In order make a value proposition for design, the professional needs access to a body of research, a database of projects that have measured and proven success. We know subjectively and anecdotally what design can achieve, but we need documented case studies in order to demonstrate measurable results to clients. This is an area in which designers and design firms are holding the profession back. A great deal of project-related research is being generated every day by design firms. But firms view this data as proprietary and a method of market differentiation in their competition with other firms.

What happens in the medical world when a new discovery is made? It's quickly published and disseminated so that the whole profession can access it. Does it diminish the originator's practice of medicine? No, in fact, it elevates the whole medical profession in the public's eyes. We might wonder, in fact, if it's ethical to treat professional knowledge as proprietary. Designers need to realize that by sharing design data, research, and findings, they are helping to grow the credibility of the profession, which helps everyone, including them. We need some real leadership in this area.

Here's an interesting and cautionary note that was provided at the IIDA Research Summit by Brad Powell, the editor of the officeinsight newsletter and a self-described "recovering" attorney: "By becoming a research based discipline you increase reasonable expectations - along with that comes increased liability. The standard of care is that which is commonly practiced in a particular professional community. If research is pertinent to your work and is reasonably accessible, you are obligated to use it or risk being accused of negligence. The professions for which there is the greatest amount of research have the greatest liability, for example, the medical profession." This is not to suggest that we avoid research, but to emphasize that becoming a research-focused profession is raising a bar which we must then all step over.

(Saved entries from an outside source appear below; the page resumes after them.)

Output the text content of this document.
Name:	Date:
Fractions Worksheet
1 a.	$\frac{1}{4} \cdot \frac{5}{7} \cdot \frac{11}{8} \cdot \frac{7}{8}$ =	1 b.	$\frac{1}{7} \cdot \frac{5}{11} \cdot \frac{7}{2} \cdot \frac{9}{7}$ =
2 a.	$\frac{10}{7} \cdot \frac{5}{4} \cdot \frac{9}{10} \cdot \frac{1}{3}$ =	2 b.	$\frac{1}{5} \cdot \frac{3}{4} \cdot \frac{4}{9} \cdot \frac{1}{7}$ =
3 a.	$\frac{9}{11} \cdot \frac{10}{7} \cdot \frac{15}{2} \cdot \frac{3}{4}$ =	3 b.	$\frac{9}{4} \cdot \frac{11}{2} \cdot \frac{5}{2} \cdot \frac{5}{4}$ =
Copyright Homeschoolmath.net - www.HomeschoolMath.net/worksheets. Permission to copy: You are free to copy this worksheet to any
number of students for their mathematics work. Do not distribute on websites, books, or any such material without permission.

For hundreds of years our business economy has been fuelled by the sacred principle of competition. The success of companies with products or services to sell has been measured by their effectiveness in competing with other companies for the same customer, client, or market share.

Competition does not, however, promote excellence because trying to do well and trying to beat others are two different activities. Competition consumes valuable time and resources, long considered "the cost of doing business." In a world trying to do more with less, competitive strategies frequently lose to strategies that promote collaboration. Competition focuses on a short time horizon, while collaboration supports the strategy of the long view.

The principle of collaborative design is that all disciplines work as a seamless team, adding value to each others' work. Sustainable design, in fact, only works through the collaboration of a team of committed individuals from all building disciplines. As collaboration replaces competition as the currency of the marketplace, strategic alliances, partnering, and joint ventures will become the new models for success. Design leaders will focus on creating value for their clients, intelligence and skill in their students, wellness in their patients, and pride in their citizens. The creation of innovation and excellence will be the reason we work.